November 3, 2024, 4:00 AM
November 3, 2024, 4:00 AM
Ricardo Roman | School Director Alberto Blest Wins
While we debate whether to ban cell phones in schools, Sam Altman’s company announced OpenAI o1, the artificial intelligence that can reason, its third installment of disruptive improvements in less than a year. The same thing happens with other artificial intelligences such as Gemini from Google or LLAMA from Meta, the owner of Facebook and Whatsapp, which are constantly improving their own artificial intelligences.
The same occurs with other technologies such as those developed by Elon Musk’s Neuralink, which a few weeks ago managed to get a quadriplegic person to give orders to a computer, from a device connected to his brain, and another blind person who could see from a kind of camera also connected to their brain, anticipating that in a short time communication with machines and with other people will be connecting their own brains.
Like computers, the Internet and smartphones before, artificial intelligence will quickly enter all areas of our lives. In fact, accessing it is easy and cheap. The truly scarce thing will be knowing how to take advantage of it. In the immediate future, the great gap that students and professionals will suffer will be between those who know how to interact with artificial intelligence, ask questions, think with the tool, write good prompts, and those who do not.
Prompting (writing instructions) is the way we interact with artificial intelligence, in fact prompting or prompting engineer is already a profession. To write good prompts, which help create or discover valuable things with AI, critical and logical thinking is needed (scientific, mathematical, computational, literary).
A well-trained head with the support of artificial intelligence will create unbeatable differences, and not only to do better tasks in school but to research in science, design in architecture or engineering, program software, discover the cause of diseases, create new medicines, or write legal or journalistic texts, many times without needing to be specialists and with answers in seconds for jobs that would take weeks and months.
In schools, the cell phone can be a powerful, massive and very economical interface to get started in learning based on artificial intelligence.
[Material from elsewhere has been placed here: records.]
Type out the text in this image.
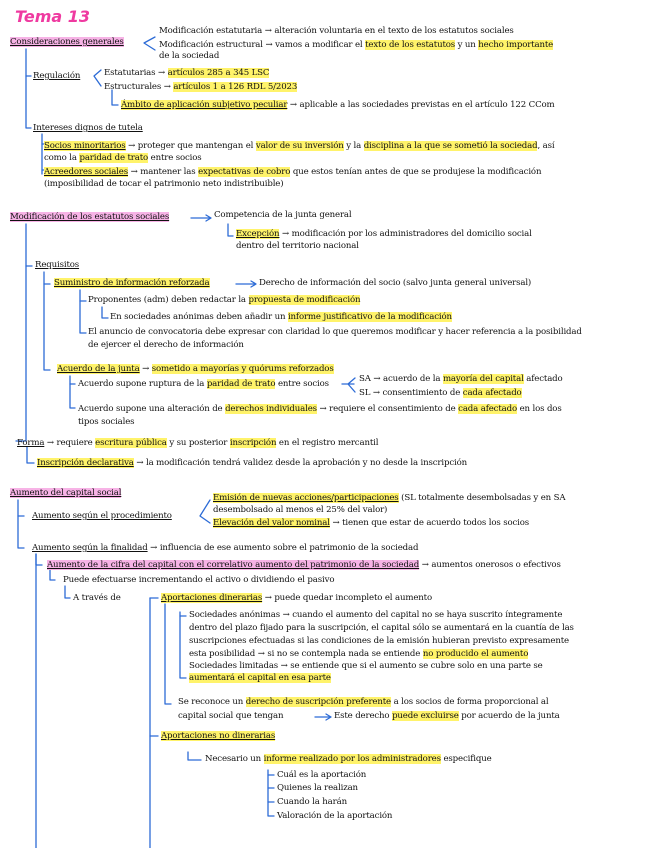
Tema 13
Consideraciones generales
Modificación estatutaria → alteración voluntaria en el texto de los estatutos sociales
Modificación estructural → vamos a modificar el texto de los estatutos y un hecho importante
de la sociedad
Regulación	Estatutarias → artículos 285 a 345 LSC
Estructurales → artículos 1 a 126 RDL 5/2023
Ámbito de aplicación subjetivo peculiar → aplicable a las sociedades previstas en el artículo 122 CCom
Intereses dignos de tutela
Socios minoritarios → proteger que mantengan el valor de su inversión y la disciplina a la que se sometió la sociedad, así
como la paridad de trato entre socios
Acreedores sociales → mantener las expectativas de cobro que estos tenían antes de que se produjese la modificación
(imposibilidad de tocar el patrimonio neto indistribuible)
Modificación de los estatutos sociales	Competencia de la junta general
Excepción → modificación por los administradores del domicilio social
dentro del territorio nacional
Requisitos
Suministro de información reforzada	Derecho de información del socio (salvo junta general universal)
Proponentes (adm) deben redactar la propuesta de modificación
En sociedades anónimas deben añadir un informe justificativo de la modificación
El anuncio de convocatoria debe expresar con claridad lo que queremos modificar y hacer referencia a la posibilidad
de ejercer el derecho de información
Acuerdo de la junta → sometido a mayorías y quórums reforzados
Acuerdo supone ruptura de la paridad de trato entre socios	SA → acuerdo de la mayoría del capital afectado
SL → consentimiento de cada afectado
Acuerdo supone una alteración de derechos individuales → requiere el consentimiento de cada afectado en los dos
tipos sociales
Forma → requiere escritura pública y su posterior inscripción en el registro mercantil
Inscripción declarativa → la modificación tendrá validez desde la aprobación y no desde la inscripción
Aumento del capital social
Aumento según el procedimiento
Emisión de nuevas acciones/participaciones (SL totalmente desembolsadas y en SA
desembolsado al menos el 25% del valor)
Elevación del valor nominal → tienen que estar de acuerdo todos los socios
Aumento según la finalidad → influencia de ese aumento sobre el patrimonio de la sociedad
Aumento de la cifra del capital con el correlativo aumento del patrimonio de la sociedad → aumentos onerosos o efectivos
Puede efectuarse incrementando el activo o dividiendo el pasivo
A través de	Aportaciones dinerarias → puede quedar incompleto el aumento
Sociedades anónimas → cuando el aumento del capital no se haya suscrito íntegramente
dentro del plazo fijado para la suscripción, el capital sólo se aumentará en la cuantía de las
suscripciones efectuadas si las condiciones de la emisión hubieran previsto expresamente
esta posibilidad → si no se contempla nada se entiende no producido el aumento
Sociedades limitadas → se entiende que si el aumento se cubre solo en una parte se
aumentará el capital en esa parte
Se reconoce un derecho de suscripción preferente a los socios de forma proporcional al
capital social que tengan	Este derecho puede excluirse por acuerdo de la junta
Aportaciones no dinerarias
Necesario un informe realizado por los administradores especifique
Cuál es la aportación
Quienes la realizan
Cuando la harán
Valoración de la aportación
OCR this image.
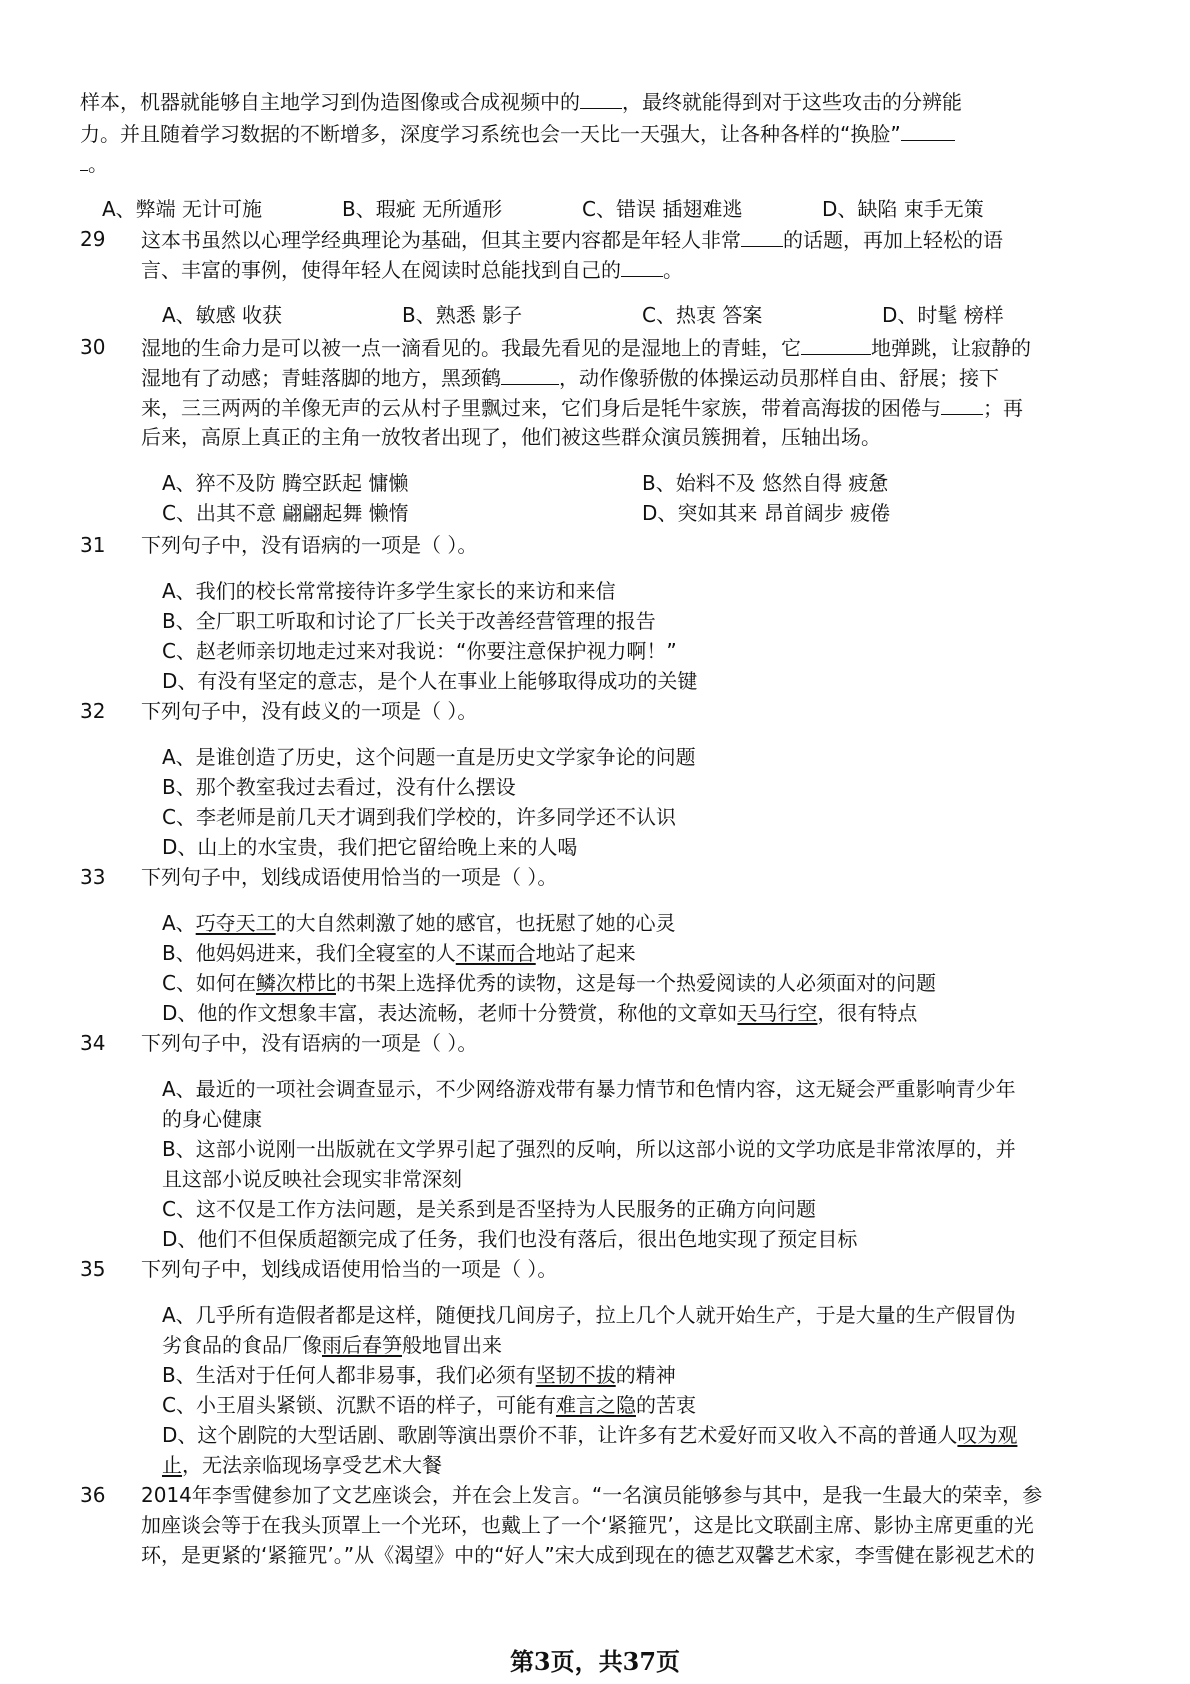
样本，机器就能够自主地学习到伪造图像或合成视频中的 ，最终就能得到对于这些攻击的分辨能
力。并且随着学习数据的不断增多，深度学习系统也会一天比一天强大，让各种各样的“换脸”
。
A、弊端 无计可施	B、瑕疵 无所遁形	C、错误 插翅难逃	D、缺陷 束手无策
29	这本书虽然以心理学经典理论为基础，但其主要内容都是年轻人非常 的话题，再加上轻松的语
言、丰富的事例，使得年轻人在阅读时总能找到自己的 。
A、敏感 收获	B、熟悉 影子	C、热衷 答案	D、时髦 榜样
30	湿地的生命力是可以被一点一滴看见的。我最先看见的是湿地上的青蛙，它	地弹跳，让寂静的
湿地有了动感；青蛙落脚的地方，黑颈鹤	，动作像骄傲的体操运动员那样自由、舒展；接下
来，三三两两的羊像无声的云从村子里飘过来，它们身后是牦牛家族，带着高海拔的困倦与 ；再
后来，高原上真正的主角一放牧者出现了，他们被这些群众演员簇拥着，压轴出场。
A、猝不及防 腾空跃起 慵懒	B、始料不及 悠然自得 疲惫
C、出其不意 翩翩起舞 懒惰	D、突如其来 昂首阔步 疲倦
31	下列句子中，没有语病的一项是（ ）。
A、我们的校长常常接待许多学生家长的来访和来信
B、全厂职工听取和讨论了厂长关于改善经营管理的报告
C、赵老师亲切地走过来对我说：“你要注意保护视力啊！”
D、有没有坚定的意志，是个人在事业上能够取得成功的关键
32	下列句子中，没有歧义的一项是（ ）。
A、是谁创造了历史，这个问题一直是历史文学家争论的问题
B、那个教室我过去看过，没有什么摆设
C、李老师是前几天才调到我们学校的，许多同学还不认识
D、山上的水宝贵，我们把它留给晚上来的人喝
33	下列句子中，划线成语使用恰当的一项是（ ）。
A、巧夺天工的大自然刺激了她的感官，也抚慰了她的心灵
B、他妈妈进来，我们全寝室的人不谋而合地站了起来
C、如何在鳞次栉比的书架上选择优秀的读物，这是每一个热爱阅读的人必须面对的问题
D、他的作文想象丰富，表达流畅，老师十分赞赏，称他的文章如天马行空，很有特点
34	下列句子中，没有语病的一项是（ ）。
A、最近的一项社会调查显示，不少网络游戏带有暴力情节和色情内容，这无疑会严重影响青少年
的身心健康
B、这部小说刚一出版就在文学界引起了强烈的反响，所以这部小说的文学功底是非常浓厚的，并
且这部小说反映社会现实非常深刻
C、这不仅是工作方法问题，是关系到是否坚持为人民服务的正确方向问题
D、他们不但保质超额完成了任务，我们也没有落后，很出色地实现了预定目标
35	下列句子中，划线成语使用恰当的一项是（ ）。
A、几乎所有造假者都是这样，随便找几间房子，拉上几个人就开始生产，于是大量的生产假冒伪
劣食品的食品厂像雨后春笋般地冒出来
B、生活对于任何人都非易事，我们必须有坚韧不拔的精神
C、小王眉头紧锁、沉默不语的样子，可能有难言之隐的苦衷
D、这个剧院的大型话剧、歌剧等演出票价不菲，让许多有艺术爱好而又收入不高的普通人叹为观
止，无法亲临现场享受艺术大餐
36	2014年李雪健参加了文艺座谈会，并在会上发言。“一名演员能够参与其中，是我一生最大的荣幸，参
加座谈会等于在我头顶罩上一个光环，也戴上了一个‘紧箍咒’，这是比文联副主席、影协主席更重的光
环，是更紧的‘紧箍咒’。”从《渴望》中的“好人”宋大成到现在的德艺双馨艺术家，李雪健在影视艺术的
第3页，共37页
Almost all children have phones, their parents need them connected, and artificial intelligence is available for free or almost free. Children have AI at their fingertips and more than half are already using it normally.
ChatGPT on the cell phone can function as an assistant, a tutor or a private teacher to whom to ask or comment, something that the AI responds to better and better because it is trained with our questions to be increasingly personalized. Imagine a teacher who is supported by AI on the cell phone of each of his forty students, to resolve doubts or give feedback, so the teacher concentrates on guiding the exploration of a subject, energizing an activity and supporting the least advantaged students. . In places where teachers are lacking, this technology can provide an invaluable service.
In short, the urgent challenge is to stop fearing it and transform teachers of all subjects into expert prompt writers, by training thinking and rearticulating their subjects and strategies. Students should not be prohibited from using cell phones, they should be taught to prompt. This will define the border between leaving our children on the sidelines or opening the future for them.
Some schools have already started.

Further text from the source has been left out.